Sergei Rachmaninoff alone provided the impetus for the recital’s second half, although the final piece of the concert proper had inspiration from Mendelssohn, in the form of the wittily vibrant Scherzo from A Midsummer Night’s Dream. Chochieva opted to start with four preludes from each of the two sets, Op. 23 (1901-03) and Op. 32 (1910), giving us in microcosm the emotional range of this most nostalgic of Russian composers, whose pieces singularly demand the prowess he himself possessed, courtesy of his huge, talented hands. The D Major established contemplative ardor and organic polyphony as a port of call, No. 7 Allegro in C minor and the ensuing No. 9 Presto in E-flat minor hark back to Liszt for fertile energy and crossed-hands dexterity, in the manner of energized Liszt’s Un Sospiro. For pure gossamer sonority, few pieces can match the Prelude in G Major from Op. 32, which Chochieva realized in a manner worthy of Benno Moiseiwitsch, Rachmaninoff’s favorite pianist.
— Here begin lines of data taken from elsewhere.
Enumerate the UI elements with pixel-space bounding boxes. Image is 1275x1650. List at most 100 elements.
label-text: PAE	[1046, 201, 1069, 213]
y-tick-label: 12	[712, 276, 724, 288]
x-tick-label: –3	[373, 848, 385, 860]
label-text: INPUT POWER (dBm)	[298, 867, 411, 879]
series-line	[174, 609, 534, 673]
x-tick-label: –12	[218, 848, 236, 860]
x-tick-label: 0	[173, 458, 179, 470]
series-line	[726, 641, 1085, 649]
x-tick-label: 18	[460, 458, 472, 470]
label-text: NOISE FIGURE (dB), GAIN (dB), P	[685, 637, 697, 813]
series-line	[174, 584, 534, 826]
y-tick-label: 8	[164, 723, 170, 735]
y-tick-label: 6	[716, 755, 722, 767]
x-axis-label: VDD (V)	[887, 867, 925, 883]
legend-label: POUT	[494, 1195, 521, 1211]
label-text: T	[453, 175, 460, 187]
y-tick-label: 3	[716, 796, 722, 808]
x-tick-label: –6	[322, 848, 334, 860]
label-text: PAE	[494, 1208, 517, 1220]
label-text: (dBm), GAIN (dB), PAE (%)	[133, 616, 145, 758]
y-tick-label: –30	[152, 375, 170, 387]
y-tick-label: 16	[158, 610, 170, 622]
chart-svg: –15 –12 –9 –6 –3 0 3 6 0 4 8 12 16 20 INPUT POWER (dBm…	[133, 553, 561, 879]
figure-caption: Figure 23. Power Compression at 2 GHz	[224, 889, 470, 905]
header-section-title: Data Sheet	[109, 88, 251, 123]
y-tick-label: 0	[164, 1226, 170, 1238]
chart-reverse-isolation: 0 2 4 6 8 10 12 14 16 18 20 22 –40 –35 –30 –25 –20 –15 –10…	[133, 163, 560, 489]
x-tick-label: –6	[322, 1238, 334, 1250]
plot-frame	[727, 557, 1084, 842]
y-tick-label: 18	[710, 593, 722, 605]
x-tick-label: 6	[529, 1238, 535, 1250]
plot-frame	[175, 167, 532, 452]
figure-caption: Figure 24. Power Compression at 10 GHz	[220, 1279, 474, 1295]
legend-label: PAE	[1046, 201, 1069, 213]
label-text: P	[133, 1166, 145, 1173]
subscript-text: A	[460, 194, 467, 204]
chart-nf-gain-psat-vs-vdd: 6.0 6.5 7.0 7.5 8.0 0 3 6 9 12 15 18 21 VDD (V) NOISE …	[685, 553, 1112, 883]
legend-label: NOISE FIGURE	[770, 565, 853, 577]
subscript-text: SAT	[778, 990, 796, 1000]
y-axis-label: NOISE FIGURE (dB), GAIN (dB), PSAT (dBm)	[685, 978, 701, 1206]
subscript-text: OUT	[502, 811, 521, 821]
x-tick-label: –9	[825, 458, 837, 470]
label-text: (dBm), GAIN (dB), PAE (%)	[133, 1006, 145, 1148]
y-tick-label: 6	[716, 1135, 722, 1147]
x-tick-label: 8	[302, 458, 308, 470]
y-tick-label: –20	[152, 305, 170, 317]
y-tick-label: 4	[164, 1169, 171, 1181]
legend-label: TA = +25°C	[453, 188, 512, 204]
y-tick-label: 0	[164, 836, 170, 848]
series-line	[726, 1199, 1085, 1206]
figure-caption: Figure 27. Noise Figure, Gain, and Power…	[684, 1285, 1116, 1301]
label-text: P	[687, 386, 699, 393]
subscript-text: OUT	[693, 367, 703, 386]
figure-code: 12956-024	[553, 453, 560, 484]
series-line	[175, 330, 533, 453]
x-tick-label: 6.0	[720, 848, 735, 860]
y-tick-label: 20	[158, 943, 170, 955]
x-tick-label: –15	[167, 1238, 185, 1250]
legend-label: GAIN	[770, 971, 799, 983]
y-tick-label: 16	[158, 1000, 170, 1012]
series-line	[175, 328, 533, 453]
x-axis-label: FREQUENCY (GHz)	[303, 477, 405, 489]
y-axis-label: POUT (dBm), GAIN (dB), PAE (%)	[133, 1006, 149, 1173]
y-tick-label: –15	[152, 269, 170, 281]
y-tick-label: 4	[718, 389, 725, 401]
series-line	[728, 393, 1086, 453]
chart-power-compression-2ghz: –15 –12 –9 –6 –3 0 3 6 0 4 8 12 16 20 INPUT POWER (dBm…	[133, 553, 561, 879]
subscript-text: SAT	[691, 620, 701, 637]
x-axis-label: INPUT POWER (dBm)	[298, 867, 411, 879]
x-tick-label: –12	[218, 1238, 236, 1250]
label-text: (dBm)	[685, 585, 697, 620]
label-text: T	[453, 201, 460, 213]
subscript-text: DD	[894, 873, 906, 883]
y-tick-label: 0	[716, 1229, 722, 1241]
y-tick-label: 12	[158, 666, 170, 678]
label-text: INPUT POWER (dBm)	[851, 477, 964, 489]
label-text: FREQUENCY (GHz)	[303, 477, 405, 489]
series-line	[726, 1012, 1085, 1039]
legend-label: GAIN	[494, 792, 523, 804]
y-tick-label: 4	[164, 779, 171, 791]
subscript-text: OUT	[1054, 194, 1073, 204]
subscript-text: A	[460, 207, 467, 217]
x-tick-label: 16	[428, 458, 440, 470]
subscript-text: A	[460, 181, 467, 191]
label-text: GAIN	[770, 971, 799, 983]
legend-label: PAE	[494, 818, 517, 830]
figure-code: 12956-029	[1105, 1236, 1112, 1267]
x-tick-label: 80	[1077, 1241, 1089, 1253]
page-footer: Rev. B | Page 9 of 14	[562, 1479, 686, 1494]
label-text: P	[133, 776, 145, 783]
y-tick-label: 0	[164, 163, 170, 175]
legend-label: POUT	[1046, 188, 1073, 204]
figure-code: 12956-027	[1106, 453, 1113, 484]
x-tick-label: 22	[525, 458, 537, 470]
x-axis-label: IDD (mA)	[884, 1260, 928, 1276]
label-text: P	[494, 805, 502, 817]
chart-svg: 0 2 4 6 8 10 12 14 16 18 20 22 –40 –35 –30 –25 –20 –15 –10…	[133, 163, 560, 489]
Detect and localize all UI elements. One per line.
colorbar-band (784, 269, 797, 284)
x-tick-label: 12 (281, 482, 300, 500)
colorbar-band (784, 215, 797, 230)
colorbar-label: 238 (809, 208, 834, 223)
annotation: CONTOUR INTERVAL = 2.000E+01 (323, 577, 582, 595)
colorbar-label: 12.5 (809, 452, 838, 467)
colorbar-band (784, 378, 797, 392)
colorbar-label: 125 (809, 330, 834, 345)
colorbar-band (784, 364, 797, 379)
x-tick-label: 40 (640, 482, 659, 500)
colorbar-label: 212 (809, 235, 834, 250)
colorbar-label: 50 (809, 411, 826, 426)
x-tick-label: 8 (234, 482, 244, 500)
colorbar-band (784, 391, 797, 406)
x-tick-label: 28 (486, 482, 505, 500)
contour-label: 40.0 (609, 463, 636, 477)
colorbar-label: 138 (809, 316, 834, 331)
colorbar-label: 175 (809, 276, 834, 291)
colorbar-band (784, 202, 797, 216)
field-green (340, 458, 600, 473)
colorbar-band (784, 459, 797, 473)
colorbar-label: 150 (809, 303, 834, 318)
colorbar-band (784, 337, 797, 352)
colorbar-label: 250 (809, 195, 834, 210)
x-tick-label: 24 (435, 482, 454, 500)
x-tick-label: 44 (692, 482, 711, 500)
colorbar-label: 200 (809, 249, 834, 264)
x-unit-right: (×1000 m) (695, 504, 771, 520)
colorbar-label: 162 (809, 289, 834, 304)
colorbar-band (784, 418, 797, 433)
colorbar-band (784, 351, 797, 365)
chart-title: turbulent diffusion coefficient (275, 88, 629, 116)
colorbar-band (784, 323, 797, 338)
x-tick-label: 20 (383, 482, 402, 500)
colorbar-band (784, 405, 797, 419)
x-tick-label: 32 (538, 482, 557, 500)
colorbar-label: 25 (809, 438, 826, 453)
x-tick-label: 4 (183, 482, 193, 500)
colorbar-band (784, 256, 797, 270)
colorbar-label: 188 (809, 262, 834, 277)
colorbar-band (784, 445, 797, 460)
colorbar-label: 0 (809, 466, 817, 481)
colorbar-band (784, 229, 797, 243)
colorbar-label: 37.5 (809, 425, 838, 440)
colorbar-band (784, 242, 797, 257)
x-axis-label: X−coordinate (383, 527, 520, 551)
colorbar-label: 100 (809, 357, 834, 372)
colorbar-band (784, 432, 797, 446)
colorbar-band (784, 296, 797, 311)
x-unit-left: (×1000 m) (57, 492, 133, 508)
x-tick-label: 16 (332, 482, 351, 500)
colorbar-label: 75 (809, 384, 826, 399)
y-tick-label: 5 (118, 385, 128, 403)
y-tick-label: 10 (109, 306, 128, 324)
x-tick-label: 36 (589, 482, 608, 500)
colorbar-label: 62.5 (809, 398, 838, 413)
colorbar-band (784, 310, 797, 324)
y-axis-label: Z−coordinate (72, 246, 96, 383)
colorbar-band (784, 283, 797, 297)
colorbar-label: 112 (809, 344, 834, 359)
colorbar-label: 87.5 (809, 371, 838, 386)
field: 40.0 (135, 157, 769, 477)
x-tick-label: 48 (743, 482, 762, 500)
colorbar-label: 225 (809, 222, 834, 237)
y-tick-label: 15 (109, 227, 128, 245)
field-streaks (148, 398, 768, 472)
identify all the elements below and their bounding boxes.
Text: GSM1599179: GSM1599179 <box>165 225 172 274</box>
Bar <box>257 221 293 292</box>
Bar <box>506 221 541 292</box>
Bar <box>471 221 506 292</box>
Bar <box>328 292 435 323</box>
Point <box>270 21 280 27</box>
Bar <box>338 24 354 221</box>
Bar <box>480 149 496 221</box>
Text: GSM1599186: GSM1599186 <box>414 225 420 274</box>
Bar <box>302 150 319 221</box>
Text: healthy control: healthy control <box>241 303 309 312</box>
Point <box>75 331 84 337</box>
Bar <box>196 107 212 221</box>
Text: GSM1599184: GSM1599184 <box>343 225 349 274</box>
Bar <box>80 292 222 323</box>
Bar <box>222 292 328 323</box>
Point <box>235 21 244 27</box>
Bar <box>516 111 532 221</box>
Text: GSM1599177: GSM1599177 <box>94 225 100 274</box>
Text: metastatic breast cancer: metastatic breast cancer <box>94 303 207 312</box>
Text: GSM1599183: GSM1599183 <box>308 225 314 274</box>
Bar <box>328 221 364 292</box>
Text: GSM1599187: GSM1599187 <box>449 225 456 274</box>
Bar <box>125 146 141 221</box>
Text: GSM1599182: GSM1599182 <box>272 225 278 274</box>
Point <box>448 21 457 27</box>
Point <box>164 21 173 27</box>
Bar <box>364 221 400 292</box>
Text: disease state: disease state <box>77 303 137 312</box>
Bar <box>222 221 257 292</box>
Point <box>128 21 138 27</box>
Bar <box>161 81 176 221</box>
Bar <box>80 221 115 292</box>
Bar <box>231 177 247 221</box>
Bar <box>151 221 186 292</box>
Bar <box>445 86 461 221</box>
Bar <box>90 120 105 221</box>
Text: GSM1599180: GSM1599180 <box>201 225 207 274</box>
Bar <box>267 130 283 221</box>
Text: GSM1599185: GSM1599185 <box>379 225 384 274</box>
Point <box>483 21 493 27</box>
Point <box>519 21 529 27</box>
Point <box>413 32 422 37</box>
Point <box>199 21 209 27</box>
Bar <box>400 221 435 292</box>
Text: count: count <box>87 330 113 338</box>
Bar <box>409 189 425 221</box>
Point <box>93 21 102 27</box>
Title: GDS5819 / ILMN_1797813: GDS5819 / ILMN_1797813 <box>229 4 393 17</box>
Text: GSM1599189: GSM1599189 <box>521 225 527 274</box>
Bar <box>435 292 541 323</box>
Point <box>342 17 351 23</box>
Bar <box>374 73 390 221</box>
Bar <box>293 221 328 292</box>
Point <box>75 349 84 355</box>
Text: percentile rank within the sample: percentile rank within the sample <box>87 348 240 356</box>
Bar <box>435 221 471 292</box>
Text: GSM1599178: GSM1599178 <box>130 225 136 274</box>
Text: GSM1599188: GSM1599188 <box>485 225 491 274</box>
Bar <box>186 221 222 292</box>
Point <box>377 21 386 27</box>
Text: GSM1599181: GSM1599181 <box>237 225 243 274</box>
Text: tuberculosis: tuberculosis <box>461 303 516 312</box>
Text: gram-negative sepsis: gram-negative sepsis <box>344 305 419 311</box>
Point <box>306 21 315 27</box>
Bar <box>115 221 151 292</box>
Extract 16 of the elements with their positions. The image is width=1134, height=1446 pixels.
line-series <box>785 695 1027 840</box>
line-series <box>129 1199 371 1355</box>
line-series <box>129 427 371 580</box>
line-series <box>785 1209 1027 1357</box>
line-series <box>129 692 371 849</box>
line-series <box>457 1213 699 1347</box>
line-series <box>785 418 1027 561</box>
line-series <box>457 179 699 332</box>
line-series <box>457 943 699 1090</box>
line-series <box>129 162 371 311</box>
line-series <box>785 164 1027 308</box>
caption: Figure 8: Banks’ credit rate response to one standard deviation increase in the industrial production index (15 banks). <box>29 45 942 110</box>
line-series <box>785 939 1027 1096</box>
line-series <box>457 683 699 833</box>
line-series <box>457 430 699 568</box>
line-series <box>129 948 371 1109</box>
The remaining pieces, in E, F minor and A minor, exhibited Chochieva’s motor prowess par excellence, though never losing her wondrously elastic power to keep the piano singing.
The major selection, Rachmaninoff’s 1931 Variations on a Theme of Corelli, stands as his last extended piece for solo piano, dedicated tp Fritz Kreisler. The original theme in D minor predates Corelli as a tune, La Folia, a highly adaptable bass framework that permitted Corelli, Glinka, and Liszt each to evolve a musically diverse response. There are 20 variations, not all of which prove emotionally compelling, though from a technical perspective they constitute challenges in voicing, color and articulation that Chochieva threw off effortlessly, impassive in her facial expression but intently focused on digital accuracy and selective, expressive pedal. The sheer stamina Chochieva exhibits without strain or gratuitous sentimentality bespeaks a major talent whose energies seem still only in the early stages of eminence.